Yellow ink (composition) C0! , Dai Left Yellow 86 2 parts diethylene glycol 20 parts polyethylene glycol #200 10 parts water
70 parts Magenta ink (composition) G, 1. Acid Red 35 2 parts diethylene glycol 20 parts polyethylene glycol #
200 10 parts water
70 parts Cyan ink (composition) C, 1, Direct Blue 86 2 parts diethylene glycol 20 parts polyethylene glycol #2
00 10 parts water
70 parts Black ink (composition) C, 1, Food black 2 2 parts diethylene glycol 20 parts polyethylene glycol #
200 10 parts water
70 copies The evaluation results of the recording materials of the above Examples and Comparative Examples are shown in Table 2 below. Each evaluation item in Table 2 was measured according to the following method.

(1) Ink fixation time was measured by measuring the time required for the ink to dry and stop adhering to the finger when touching the recorded image after recording.

(2) The dot density was calculated using Sakura Microdensidometer PD by applying JISK7505 to the printed microdots.
The black dots were measured using M-5 (manufactured by Konishiroku Photo Industry).

(3) OHP suitability was determined by printing 6 dots on the same cylinder, projecting the recorded image onto a screen using OHP, and visually observing it in order to evaluate the cloudiness of the printed area and optical suitability.

O: The recorded area is bright, and the recorded images are O and D.

It has a high optical density and can produce projected images with excellent contrast and color development and clarity.

×: The printed area is dark due to cloudiness, and the color development and clarity are poor.

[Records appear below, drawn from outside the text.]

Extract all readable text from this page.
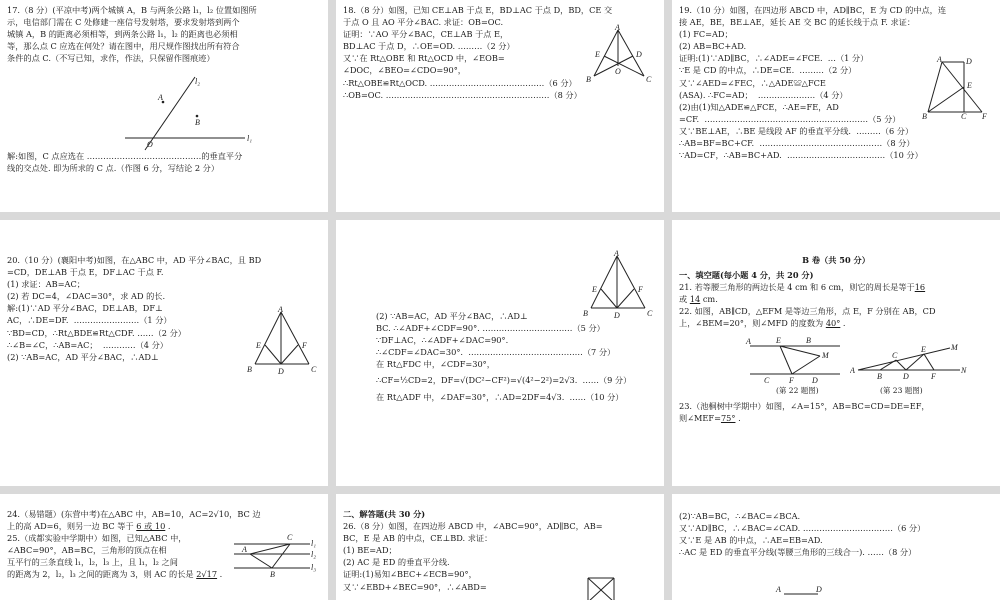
17.（8 分）(平凉中考)两个城镇 A，B 与两条公路 l₁，l₂ 位置如图所

示，电信部门需在 C 处修建一座信号发射塔，要求发射塔到两个

城镇 A，B 的距离必须相等，到两条公路 l₁，l₂ 的距离也必须相

等，那么点 C 应选在何处？请在图中，用尺规作图找出所有符合

条件的点 C.（不写已知，求作，作法，只保留作图痕迹）

l₂
A
B
O
l₁

解:如图，C 点应选在 ……………………………………的垂直平分

线的交点处. 即为所求的 C 点.（作图 6 分，写结论 2 分）

18.（8 分）如图，已知 CE⊥AB 于点 E，BD⊥AC 于点 D，BD，CE 交

于点 O 且 AO 平分∠BAC. 求证：OB=OC.

证明：∵AO 平分∠BAC，CE⊥AB 于点 E，

BD⊥AC 于点 D，∴OE=OD. ………（2 分）

又∵在 Rt△OBE 和 Rt△OCD 中，∠EOB=

∠DOC，∠BEO=∠CDO=90°，

∴Rt△OBE≌Rt△OCD. ……………………………………（6 分）

∴OB=OC. ……………………………………………………（8 分）

A
E	D
O
B	C

19.（10 分）如图，在四边形 ABCD 中，AD∥BC，E 为 CD 的中点，连

接 AE，BE，BE⊥AE，延长 AE 交 BC 的延长线于点 F. 求证：

(1) FC=AD；

(2) AB=BC+AD.

证明:(1)∵AD∥BC，∴∠ADE=∠FCE.  …（1 分）

∵E 是 CD 的中点，∴DE=CE.  ………（2 分）

又∵∠AED=∠FEC，∴△ADE≌△FCE

(ASA). ∴FC=AD；  …………………（4 分）

(2)由(1)知△ADE≌△FCE，∴AE=FE，AD

=CF.  ……………………………………………………（5 分）

又∵BE⊥AE，∴BE 是线段 AF 的垂直平分线.  ………（6 分）

∴AB=BF=BC+CF.  ………………………………………（8 分）

∵AD=CF，∴AB=BC+AD.  ………………………………（10 分）

A	D
E
B	C F

20.（10 分）(襄阳中考)如图，在△ABC 中，AD 平分∠BAC，且 BD

=CD，DE⊥AB 于点 E，DF⊥AC 于点 F.

(1) 求证：AB=AC；

(2) 若 DC=4，∠DAC=30°，求 AD 的长.

解:(1)∵AD 平分∠BAC，DE⊥AB，DF⊥

AC，∴DE=DF.  ……………………（1 分）

∵BD=CD，∴Rt△BDE≌Rt△CDF. ……（2 分）

∴∠B=∠C，∴AB=AC；  …………（4 分）

(2) ∵AB=AC，AD 平分∠BAC，∴AD⊥

A
E	F
B	D	C
A
E	F
B	D	C

(2) ∵AB=AC，AD 平分∠BAC，∴AD⊥

BC. ∴∠ADF+∠CDF=90°. ……………………………（5 分）

∵DF⊥AC，∴∠ADF+∠DAC=90°.

∴∠CDF=∠DAC=30°.  ……………………………………（7 分）

在 Rt△FDC 中，∠CDF=30°，

∴CF=½CD=2，DF=√(DC²−CF²)=√(4²−2²)=2√3.  ……（9 分）

在 Rt△ADF 中，∠DAF=30°，∴AD=2DF=4√3.  ……（10 分）

B 卷（共 50 分）

一、填空题(每小题 4 分，共 20 分)

21. 若等腰三角形的两边长是 4 cm 和 6 cm，则它的周长是等于16

或 14 cm.

22. 如图，AB∥CD，△EFM 是等边三角形，点 E，F 分别在 AB，CD

上，∠BEM=20°，则∠MFD 的度数为 40° .

A	E	B
M
C F D
A
C
E	M
B	D	F
N
(第 22 题图)	(第 23 题图)

23.（池桐树中学期中）如图，∠A=15°，AB=BC=CD=DE=EF，

则∠MEF=75° .

24.（易错题）(东营中考)在△ABC 中，AB=10，AC=2√10，BC 边

上的高 AD=6，则另一边 BC 等于 6 或 10 .

25.（成都实验中学期中）如图，已知△ABC 中，

∠ABC=90°，AB=BC，三角形的顶点在相

互平行的三条直线 l₁，l₂，l₃ 上，且 l₁，l₂ 之间

的距离为 2，l₂，l₃ 之间的距离为 3，则 AC 的长是 2√17 .

C
A
B
l₁
l₂
l₃

二、解答题(共 30 分)

26.（8 分）如图，在四边形 ABCD 中，∠ABC=90°，AD∥BC，AB=

BC，E 是 AB 的中点，CE⊥BD. 求证：

(1) BE=AD；

(2) AC 是 ED 的垂直平分线.

证明:(1)易知∠BEC+∠ECB=90°，

又∵∠EBD+∠BEC=90°，∴∠ABD=

(2)∵AB=BC，∴∠BAC=∠BCA.

又∵AD∥BC，∴∠BAC=∠CAD. ……………………………（6 分）

又∵E 是 AB 的中点，∴AE=EB=AD.

∴AC 是 ED 的垂直平分线(等腰三角形的三线合一). ……（8 分）

A	D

Δ: Something between O and ×.

(4) Straight line transmittance was determined by measuring the spectral transmittance using a 323-type Hitachi self-recording spectrophotometer (newly manufactured by Hitachi Seisakusho), keeping the distance from the sample to the light-receiving side at approximately 9c+s, and measuring the spectral transmittance as described above ( 1) It was calculated using the formula.

(Issuance of procedural amendment) September 1985 core date

Claims (2)

[Claims] (1) In a recording material having an ink receiving layer consisting of an ink retaining layer and an ink permeable layer, the ink permeable layer is 0.0
A recording material comprising a polyurethane resin having a thickness of 1 to less than 0.1 μm. (2) The recording material according to claim (1), wherein the ink permeable layer has a fine powder layer thereon.